After a few such exchanges, Luangrath says, someone inevitably would ask about her Foiled Cupcakes avatar. That would be an organic lead-in to explaining what the company does--and the prospecting had begun.

See? Adding value to the conversation, building trust as a contributor, showing respect for the real reason people were meeting online and only offering the marketing message on request.

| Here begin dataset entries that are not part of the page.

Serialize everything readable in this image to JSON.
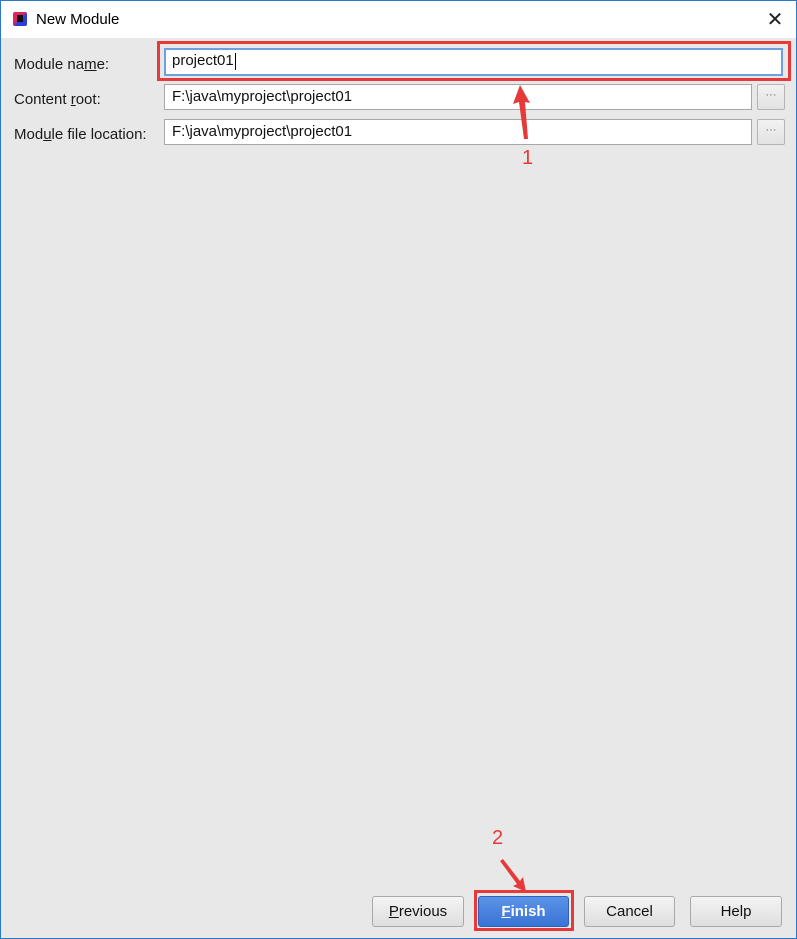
{
  "window": {
    "title": "New Module",
    "close_label": "✕"
  },
  "form": {
    "module_name": {
      "label_pre": "Module na",
      "label_mn": "m",
      "label_post": "e:",
      "value": "project01"
    },
    "content_root": {
      "label_pre": "Content ",
      "label_mn": "r",
      "label_post": "oot:",
      "value": "F:\\java\\myproject\\project01",
      "browse_label": "···"
    },
    "module_file_location": {
      "label_pre": "Mod",
      "label_mn": "u",
      "label_post": "le file location:",
      "value": "F:\\java\\myproject\\project01",
      "browse_label": "···"
    }
  },
  "buttons": {
    "previous_mn": "P",
    "previous_rest": "revious",
    "finish_mn": "F",
    "finish_rest": "inish",
    "cancel": "Cancel",
    "help": "Help"
  },
  "annotations": {
    "step1": "1",
    "step2": "2",
    "color": "#e63a3a"
  }
}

It hasn't all been about shoes and chocolate. Luangrath says she also started listening in on conversations that involve brides-to-be planning their weddings, both on Twitter and on TheKnot.com. And on LinkedIn, she joined groups of Chicago administrative professionals--the people who plan office parties--and posted helpful, relevant articles for their use.

"You want to engage people, get feedback and start a conversation," she says. "Then you can say, 'Why don't we drop some cupcakes by and show you what we do?'"

It's a lot more time-consuming than renting a mailing list, and Luangrath says the process would need to be replicated all over should Foiled expand to another metro market. But her company is proof that you can build strong business from leads within social media, and you can do so without becoming a pest.

Of course, everyone likes cupcakes. If you're in the cesspool-cleaning game, good luck to you.

Brian Quinton is executive editor of Chief Marketer magazine.